На Лионском вокзале пуалю садятся на поезда на Юг. Это наш первый настоящий взгляд на них в их усталой славе. Они выглядят уставшими, пыльными и сильными; каждое лицо имеет характер, ни одно лицо не выглядит пустым или как будто его мысли делаются другими. Их смех не вульгарен и не густ. Рядом с их лицами английское лицо выглядит глупым, английское тело угловатым и — опрятным. Они нагружены странными ношами, хлеб и бутылки выпирают из их карманов; их сине-серый цвет красивее хаки, их круглые шлемы им идут. Наши томми, даже на наш собственный взгляд, кажутся одетыми в форму, но едва ли двое из всей этой толпы одеты одинаково. Французский солдат роскошествует в крайностях; он может пойти на смерть в белых перчатках и щегольстве — он может гордиться небритостью и заплатами. Слова in extremis кажутся дорогими французскому солдату; и, con amore, он переходит из одной крайности в другую. Один из них стоит, глядя на доску, которая дает часы отправления и пункты назначения поездов. Его усталое лицо очаровательно и имеет вид, который я не могу описать — потерянный, как будто, для всех окружающих; валлиец или горец, но никакой чистокровный англичанин не мог бы выглядеть так.

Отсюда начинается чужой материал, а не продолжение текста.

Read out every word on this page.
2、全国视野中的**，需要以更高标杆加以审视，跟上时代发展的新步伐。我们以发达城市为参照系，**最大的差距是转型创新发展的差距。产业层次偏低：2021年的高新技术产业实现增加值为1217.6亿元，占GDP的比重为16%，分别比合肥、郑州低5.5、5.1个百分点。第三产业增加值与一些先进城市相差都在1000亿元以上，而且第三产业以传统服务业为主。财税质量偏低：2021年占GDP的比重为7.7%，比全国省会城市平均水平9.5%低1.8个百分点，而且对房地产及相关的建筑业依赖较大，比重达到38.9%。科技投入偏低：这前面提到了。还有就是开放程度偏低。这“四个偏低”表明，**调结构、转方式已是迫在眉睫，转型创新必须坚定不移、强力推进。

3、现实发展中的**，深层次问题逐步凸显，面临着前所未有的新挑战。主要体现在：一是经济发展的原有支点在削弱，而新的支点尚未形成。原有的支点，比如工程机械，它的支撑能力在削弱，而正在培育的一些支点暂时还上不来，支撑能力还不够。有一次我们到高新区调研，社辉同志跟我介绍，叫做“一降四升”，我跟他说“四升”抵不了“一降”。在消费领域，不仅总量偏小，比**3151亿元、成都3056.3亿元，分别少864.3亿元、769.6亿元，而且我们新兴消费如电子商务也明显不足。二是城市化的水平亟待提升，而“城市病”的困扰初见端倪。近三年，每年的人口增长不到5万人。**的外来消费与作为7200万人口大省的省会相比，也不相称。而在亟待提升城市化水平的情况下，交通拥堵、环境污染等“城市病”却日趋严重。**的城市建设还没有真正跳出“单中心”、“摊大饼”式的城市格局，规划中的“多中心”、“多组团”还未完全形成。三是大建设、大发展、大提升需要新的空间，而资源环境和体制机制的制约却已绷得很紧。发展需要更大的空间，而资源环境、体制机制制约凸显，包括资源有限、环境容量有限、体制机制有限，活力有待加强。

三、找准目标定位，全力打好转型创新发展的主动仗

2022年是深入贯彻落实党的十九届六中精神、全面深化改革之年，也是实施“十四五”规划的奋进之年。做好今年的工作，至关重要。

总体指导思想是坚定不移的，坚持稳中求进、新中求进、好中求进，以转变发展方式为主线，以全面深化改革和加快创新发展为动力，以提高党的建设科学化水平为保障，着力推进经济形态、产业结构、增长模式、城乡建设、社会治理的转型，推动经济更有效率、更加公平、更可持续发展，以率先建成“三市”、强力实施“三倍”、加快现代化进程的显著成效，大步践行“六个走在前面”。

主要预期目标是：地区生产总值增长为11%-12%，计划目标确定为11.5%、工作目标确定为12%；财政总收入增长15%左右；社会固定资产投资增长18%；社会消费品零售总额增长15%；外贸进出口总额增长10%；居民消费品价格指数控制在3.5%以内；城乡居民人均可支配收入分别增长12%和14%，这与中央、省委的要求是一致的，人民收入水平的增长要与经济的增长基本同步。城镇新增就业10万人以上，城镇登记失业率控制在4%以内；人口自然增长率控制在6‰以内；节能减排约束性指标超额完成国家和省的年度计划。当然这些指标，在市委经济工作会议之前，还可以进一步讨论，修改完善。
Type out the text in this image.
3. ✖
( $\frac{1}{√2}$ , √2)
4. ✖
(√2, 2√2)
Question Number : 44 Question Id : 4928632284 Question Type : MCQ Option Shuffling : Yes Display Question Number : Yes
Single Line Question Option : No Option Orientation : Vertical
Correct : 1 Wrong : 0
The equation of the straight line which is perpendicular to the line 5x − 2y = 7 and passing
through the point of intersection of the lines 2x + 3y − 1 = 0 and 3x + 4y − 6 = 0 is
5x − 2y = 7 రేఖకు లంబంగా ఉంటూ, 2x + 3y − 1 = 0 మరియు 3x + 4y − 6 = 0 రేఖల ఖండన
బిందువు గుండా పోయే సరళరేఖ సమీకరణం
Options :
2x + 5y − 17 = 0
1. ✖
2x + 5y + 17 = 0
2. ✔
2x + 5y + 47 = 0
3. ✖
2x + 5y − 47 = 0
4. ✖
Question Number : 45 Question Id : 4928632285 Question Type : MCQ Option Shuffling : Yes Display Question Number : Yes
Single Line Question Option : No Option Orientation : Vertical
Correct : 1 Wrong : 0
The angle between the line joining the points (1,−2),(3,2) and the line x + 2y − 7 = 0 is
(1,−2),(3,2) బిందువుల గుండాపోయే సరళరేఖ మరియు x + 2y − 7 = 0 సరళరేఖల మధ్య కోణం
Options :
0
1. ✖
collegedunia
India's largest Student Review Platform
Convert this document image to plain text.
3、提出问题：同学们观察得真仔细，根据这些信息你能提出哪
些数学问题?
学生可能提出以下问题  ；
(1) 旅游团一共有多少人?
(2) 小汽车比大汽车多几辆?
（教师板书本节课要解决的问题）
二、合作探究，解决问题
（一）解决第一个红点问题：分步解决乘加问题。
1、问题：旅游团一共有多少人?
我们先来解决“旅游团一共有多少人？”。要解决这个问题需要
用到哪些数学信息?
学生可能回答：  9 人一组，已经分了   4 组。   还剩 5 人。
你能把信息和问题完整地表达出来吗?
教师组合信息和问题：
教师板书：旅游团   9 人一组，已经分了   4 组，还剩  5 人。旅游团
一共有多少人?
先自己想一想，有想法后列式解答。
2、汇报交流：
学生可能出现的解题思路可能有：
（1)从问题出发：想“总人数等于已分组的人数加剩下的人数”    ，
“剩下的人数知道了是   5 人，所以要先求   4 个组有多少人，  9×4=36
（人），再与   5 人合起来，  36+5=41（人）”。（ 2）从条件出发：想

В нашем купе четыре французских офицера; они не говорят ни с нами, ни друг с другом; они спят, откинувшись назад, почти не двигаясь всю ночь; один из них немного храпит, но с некоторой вежливостью. Мы оставляем их рано утром и сходим на ветреной станции в Валенсе. В довоенные дни романтика начиналась там, когда путешествуешь. Прекрасное слово, и ворота Юга. Вскоре после Валенса обычно просыпались, отодвигали уголок занавески и смотрели на землю в первом ровном солнечном свете; странная земля равнин и далеких желтоватых холмов, земля с сухим, дрожащим ветром над ней и облаками розового цвета миндаля. Но теперь Валенс был темным, ибо был ноябрь, и шел дождь. В зале ожидания были три усталых солдата, пытающихся спать, и один, сидящий бодрствующим, застенчиво рад поделиться нашими пирожными и журналами. Затем дальше через влажное утро по маленькой ветке в Дофине. Снова два офицера и гражданский в нашем купе говорят тихими голосами о войне или более высокими голосами о жилье в Валенсе. Один — комендант, с красивым отеческим старым лицом, шире английского лица, немного больше влюбленным в жизнь и немного более циничным по отношению к ней, с большей глубиной окраски в глазах, щеках и волосах. Тон их голосов, говорящих о войне, серьезен и секретен. «Les Anglais ne lâcheront pas» — единственные слова, которые я отчетливо слышу. Младший офицер говорит: «А как бы вы наказали?» Ответ коменданта неслышен, но по мерцанию его глаз знаешь, что он человечен и мудр. Поезд петляет дальше в ветреную сырость, через предгорья, а затем молодые горы, следуя за быстротекущей рекой. Главные деревья — голые ломбардские тополя. Главный маленький городок собран вокруг острого отрога, с голыми башнями на вершине. Цвет везде коричневато-серый.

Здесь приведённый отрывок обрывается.